TANTO EN el Senado como en la Cámara de Representantes norteamericanos, mayorías ampliamente superiores a los dos tercios han revocado el veto del presidente Reagan a las sanciones contra Suráfrica aprobadas por ambas cámaras. El veto presidencial queda así sin efecto y las sanciones tienen ya fuerza de ley; la Administración está obligada a aplicarlas. Su contenido es importante: cese de las importaciones de Suráfrica de acero, hierro, carbón, uranio y productos agrícolas; prohibición de nuevas inversiones y préstamos; interrupción de las relaciones aéreas entre los dos países... Son medidas más amplias que las decididas por la Comunidad Europea y por la Commonmealth. Este nuevo paso de EE UU acentúa el aislamiento de Margaret Thatcher y crea condiciones para que la Comunidad Europea pueda reforzar las sanciones que ha adoptado hasta ahora, demasiado tímidas a causa, sobre todo, de la posición británica.Pero tan llamativo como el hecho de las sanciones es el de que, por primera vez, ambas cámaras hayan revocado un veto de Reagan, que acaba de sufrir su primera derrota seria en temas internacionales. El voto del Senado tiene un significado político particular, porque los republicanos disponen en él de una holgada mayoría. Entre los votos contrarios a. Reagan (78 contra 21) están los de muchos senadores de su propio partido. El presidente fracasó en reiterados esfuerzos personales para impedir ese resultado; se ofreció incluso a adoptar, mediante decretos ejecutivos, varias de las medidas que el Senado iba a votar, con la esperanza de frenar la corriente favorable a las sanciones. Pero los senadores votaron convencidos de que aceptar la posición de Reagan era dar una victoria al Gobierno de Pretoria.

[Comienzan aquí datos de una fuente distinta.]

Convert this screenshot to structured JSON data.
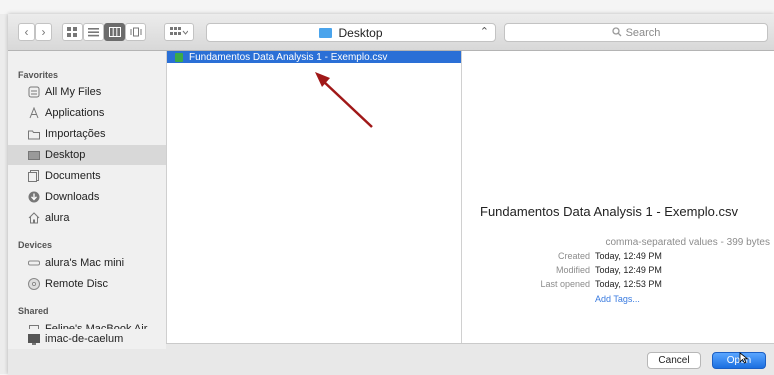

En la actitud de muchos parlamentarios ha influido la proximidad de las elecciones de noviembre, en las que va a ser reelegida la Cámara de Representantes y un tercio del Senado. Ello indica una evolución de lo que ha sido la relación tradicional en EE UU entre el Ejecutivo y las cámaras legislativas: cuando éstas, más sujetas a la sensibilidad del electorado, han impuesto decisiones contra el criterio del presidente ha sido casi siempre en problemas interiores. Ahora, algunos problemas internacionales están entrando en ese ámbito en el que la capacidad de decisión del Congreso, establecida en la Constitución, tiende a aplicarse de modo efectivo. Es difícil no ver en este fracaso de Reagan el inicio de esa erosión de su autoridad que sufren los presidentes en los dos últimos años de su mandato; sobre todo cuando ya no pueden ser reelegidos.

En tinas declaraciones previas a la votación sobre las sanciones, el secretario de Estado, Shultz, afirmó que una derrota de Reagan en el Senado sobre Suráfrica mermaría su capacidad de negociación en la reunión de Islandia. Pero ni siquiera ese argumento ha tenido efecto, y ello por causas políticas bastante claras. Reagan ha logrado el consenso del Congreso para su política exterior, con dos excepciones: Suráfrica y control de armamentos. En este segundo punto, las discrepancias no han llegado al extremo de lo ocurrido en lo referente a las sanciones contra Pretoria; pero el Congreso, en diversas votaciones, ha manifestado actitudes más bien favorables al cese de las pruebas nucleares y a la búsqueda de soluciones de desarme concertadas con la URSS. La conveniencia de que esos criterios sean tenidos en cuenta de una u otra forma, con vistas a las negociaciones de Islandia, parece indiscutible. Considerarlo como un tanto para Gorbachov sería absurdo.